Die Songs sind zwischen 2 und 3 Minuten und haben nicht unbedingt sehr großen Tiefgang, aber vor allem die Boogie-Rhythmen machen Spaß. Begleitet wurde sie von Ikonen wie Elvis-Gitarrist Scotty Moore oder Country-Sänger und Schauspieler Jerry Reed. Beim Upbeat in ´Break Up The Party´ werden auch Chöre eingesetzt und die scheppernde Gitarre spielt ein Solo.

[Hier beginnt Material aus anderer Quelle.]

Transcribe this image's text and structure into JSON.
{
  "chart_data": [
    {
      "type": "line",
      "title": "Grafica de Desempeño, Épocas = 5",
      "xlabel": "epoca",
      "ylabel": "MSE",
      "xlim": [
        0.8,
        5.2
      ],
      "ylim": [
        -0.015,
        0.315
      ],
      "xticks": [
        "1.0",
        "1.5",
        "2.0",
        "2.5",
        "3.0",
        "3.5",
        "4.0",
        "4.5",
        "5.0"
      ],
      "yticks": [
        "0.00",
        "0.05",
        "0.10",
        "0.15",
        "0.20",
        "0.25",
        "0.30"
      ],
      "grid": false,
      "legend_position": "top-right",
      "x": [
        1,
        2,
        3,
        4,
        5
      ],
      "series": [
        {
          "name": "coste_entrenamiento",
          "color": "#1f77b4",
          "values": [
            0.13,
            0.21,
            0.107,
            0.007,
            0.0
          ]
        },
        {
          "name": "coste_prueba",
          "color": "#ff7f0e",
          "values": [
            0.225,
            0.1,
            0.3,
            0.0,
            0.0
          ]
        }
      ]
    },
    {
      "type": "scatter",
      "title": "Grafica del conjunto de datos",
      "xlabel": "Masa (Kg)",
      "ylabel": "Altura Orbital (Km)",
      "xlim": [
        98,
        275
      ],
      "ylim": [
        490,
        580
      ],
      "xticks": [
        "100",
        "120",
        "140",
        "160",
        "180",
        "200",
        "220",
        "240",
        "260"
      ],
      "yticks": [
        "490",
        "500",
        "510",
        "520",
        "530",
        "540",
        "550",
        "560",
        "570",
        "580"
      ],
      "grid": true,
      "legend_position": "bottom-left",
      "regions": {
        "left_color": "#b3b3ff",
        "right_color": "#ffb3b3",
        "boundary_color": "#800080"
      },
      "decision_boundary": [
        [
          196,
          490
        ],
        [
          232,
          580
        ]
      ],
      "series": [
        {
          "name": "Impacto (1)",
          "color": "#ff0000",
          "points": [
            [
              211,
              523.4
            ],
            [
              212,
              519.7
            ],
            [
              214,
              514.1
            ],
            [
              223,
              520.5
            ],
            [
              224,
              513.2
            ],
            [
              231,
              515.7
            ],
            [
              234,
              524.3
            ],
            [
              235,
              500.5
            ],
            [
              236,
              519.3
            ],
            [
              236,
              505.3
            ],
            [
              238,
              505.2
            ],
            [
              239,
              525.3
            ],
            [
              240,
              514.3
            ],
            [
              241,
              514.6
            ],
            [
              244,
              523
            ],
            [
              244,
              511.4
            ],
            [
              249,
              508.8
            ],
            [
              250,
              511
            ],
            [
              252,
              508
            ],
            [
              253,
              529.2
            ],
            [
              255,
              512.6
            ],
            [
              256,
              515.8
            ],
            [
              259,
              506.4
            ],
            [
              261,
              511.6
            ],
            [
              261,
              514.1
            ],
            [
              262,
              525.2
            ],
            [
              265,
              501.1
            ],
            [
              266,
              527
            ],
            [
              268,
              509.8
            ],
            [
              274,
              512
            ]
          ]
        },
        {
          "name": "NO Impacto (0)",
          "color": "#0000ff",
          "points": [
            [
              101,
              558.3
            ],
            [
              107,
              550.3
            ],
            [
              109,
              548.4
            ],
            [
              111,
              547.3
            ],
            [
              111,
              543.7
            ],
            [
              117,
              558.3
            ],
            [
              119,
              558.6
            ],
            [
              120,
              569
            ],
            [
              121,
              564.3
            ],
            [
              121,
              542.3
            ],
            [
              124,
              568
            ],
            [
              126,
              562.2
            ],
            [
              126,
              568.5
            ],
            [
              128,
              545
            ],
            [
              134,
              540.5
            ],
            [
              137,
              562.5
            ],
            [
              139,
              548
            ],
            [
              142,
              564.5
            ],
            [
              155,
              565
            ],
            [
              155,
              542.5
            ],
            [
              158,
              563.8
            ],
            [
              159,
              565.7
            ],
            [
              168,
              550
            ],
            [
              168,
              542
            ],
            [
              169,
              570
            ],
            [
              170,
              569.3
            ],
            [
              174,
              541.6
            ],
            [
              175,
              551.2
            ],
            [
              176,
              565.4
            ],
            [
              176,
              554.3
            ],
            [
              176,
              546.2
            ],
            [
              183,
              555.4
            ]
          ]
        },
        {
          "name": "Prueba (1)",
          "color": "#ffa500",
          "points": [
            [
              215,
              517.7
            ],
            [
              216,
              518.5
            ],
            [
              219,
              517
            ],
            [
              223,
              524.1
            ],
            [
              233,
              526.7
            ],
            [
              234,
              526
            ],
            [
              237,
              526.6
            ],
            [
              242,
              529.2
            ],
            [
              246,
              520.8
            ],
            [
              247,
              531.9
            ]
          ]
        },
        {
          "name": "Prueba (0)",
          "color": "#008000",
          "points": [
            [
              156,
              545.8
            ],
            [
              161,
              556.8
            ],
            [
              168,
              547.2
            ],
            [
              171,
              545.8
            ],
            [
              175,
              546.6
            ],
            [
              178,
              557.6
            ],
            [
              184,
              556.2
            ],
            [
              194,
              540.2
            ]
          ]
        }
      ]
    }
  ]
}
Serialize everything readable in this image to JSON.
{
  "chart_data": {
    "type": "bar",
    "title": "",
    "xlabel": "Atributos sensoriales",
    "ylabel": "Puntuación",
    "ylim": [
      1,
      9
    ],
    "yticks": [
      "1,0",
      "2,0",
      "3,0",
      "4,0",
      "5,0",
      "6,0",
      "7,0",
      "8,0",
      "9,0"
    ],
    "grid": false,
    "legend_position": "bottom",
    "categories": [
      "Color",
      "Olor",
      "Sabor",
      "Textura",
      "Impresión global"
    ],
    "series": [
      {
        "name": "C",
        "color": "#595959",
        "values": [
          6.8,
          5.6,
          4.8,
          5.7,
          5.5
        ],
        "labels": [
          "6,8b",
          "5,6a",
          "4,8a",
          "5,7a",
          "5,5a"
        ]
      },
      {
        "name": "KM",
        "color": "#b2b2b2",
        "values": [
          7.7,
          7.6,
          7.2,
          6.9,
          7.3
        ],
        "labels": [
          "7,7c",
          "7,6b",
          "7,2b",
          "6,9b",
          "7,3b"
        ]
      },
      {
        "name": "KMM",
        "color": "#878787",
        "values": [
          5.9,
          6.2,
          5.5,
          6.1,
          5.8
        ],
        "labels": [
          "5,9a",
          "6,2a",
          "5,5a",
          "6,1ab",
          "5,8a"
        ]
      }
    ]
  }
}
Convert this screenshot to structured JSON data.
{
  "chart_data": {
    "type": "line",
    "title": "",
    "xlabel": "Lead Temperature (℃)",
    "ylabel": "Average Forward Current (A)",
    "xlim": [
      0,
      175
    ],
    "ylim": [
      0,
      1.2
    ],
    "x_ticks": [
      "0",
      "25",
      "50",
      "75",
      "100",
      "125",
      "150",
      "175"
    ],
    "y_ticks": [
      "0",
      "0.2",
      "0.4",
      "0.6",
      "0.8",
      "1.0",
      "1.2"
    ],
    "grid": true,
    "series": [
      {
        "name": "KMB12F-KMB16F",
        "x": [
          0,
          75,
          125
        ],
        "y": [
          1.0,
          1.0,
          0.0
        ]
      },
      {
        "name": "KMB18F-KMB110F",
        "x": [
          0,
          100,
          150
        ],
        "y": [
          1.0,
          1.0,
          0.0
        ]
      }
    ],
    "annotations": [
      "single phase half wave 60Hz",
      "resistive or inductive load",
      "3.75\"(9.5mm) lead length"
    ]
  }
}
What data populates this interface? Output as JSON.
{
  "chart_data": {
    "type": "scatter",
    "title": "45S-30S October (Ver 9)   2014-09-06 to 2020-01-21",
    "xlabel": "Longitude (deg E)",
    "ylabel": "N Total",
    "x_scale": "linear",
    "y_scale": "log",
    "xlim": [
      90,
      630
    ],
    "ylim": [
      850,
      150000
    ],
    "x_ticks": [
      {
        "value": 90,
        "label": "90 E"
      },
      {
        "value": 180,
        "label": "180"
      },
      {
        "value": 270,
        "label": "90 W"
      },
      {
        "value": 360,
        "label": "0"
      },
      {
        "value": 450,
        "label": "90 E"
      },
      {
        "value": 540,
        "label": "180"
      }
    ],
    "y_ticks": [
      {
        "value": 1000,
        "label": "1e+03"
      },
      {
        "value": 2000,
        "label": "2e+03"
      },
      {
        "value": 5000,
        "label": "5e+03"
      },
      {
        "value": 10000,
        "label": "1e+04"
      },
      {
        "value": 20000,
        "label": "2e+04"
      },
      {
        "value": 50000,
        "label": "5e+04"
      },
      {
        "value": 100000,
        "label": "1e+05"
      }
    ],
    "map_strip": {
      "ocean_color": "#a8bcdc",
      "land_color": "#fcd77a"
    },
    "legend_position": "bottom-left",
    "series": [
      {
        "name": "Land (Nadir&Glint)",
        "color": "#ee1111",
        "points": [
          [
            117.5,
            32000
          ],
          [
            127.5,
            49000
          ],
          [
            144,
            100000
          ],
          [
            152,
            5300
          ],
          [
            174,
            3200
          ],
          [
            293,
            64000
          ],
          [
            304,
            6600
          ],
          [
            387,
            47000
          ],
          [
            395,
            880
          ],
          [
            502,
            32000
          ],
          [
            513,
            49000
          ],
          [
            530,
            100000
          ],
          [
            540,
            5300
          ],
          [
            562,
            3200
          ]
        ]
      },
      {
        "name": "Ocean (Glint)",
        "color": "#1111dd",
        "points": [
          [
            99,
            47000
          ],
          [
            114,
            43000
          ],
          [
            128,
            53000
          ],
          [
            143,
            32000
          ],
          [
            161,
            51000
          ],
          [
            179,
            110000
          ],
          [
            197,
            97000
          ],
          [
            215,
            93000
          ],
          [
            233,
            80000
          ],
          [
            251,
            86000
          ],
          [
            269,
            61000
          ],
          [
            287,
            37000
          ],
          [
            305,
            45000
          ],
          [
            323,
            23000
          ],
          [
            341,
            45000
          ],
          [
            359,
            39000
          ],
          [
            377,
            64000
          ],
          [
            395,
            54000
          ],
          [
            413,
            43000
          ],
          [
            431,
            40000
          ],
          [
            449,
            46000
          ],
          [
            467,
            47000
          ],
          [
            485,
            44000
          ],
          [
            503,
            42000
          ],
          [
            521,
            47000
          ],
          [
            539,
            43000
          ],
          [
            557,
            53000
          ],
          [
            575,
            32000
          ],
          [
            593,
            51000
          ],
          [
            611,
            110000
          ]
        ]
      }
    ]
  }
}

Schmelzende Balladen wie ´Small Red Diary´ mit dicken Streichern dürfen natürlich auch nicht fehlen. Schon besser der schmissige Boogie ´Baby (You’ve Got What It Takes) ´ gemeinsam mit dem großen Bruder Jerry Lee eingespielt und im Duett eingesungen. Ganz tief in die Country-Ecke auf den Spuren von Rosanna Cash und anderen ist dann ´My Heart Was The Last One To Know´. Na ja, meine gewisse Abneigung gegen puren Country (wenn‘s nicht auf der Outlaws-Schiene ist) ist leider fest in mir verankert. ´Louisiana´, trotz schöner Melodie, macht wenig Boden bei mir gut, auch weil es ein bisschen an Doris Day erinnert. Auch ´Gather ‚Round Children´ taucht im Country unter.

´What Is Love´ ist dann trotz Country-Anleihen ein netter Song und auch der eher ruhige Titel ´Before The Snow Flies´ mit Bruder Jerry Lee. ´Working Girl´ ist noch besser, weil relaxed gesungen und mit starker Melodie plus hier passenden Violinen. Irgendwo auch an Elvis erinnernd. Aber hier klingt Linda sehr erwachsen, kann sich von den Klischees der damals in dem Metier aktiven Sängerinnen und dem „Kleinen Schwester Image“ etwas abheben. Auch das emotionale ´Ivory Tower´ und der Abschluss ´I Should Have Not Fallen In Love With You´ erinnern an die Roots von Pop- und Rockmusik.

Interessante Zusammenstellung, wenn es einen auch rockgeschichtlich nicht gerade umhaut. Wer sich einmal in die Oldie-Ecke begeben will, ist hier richtig.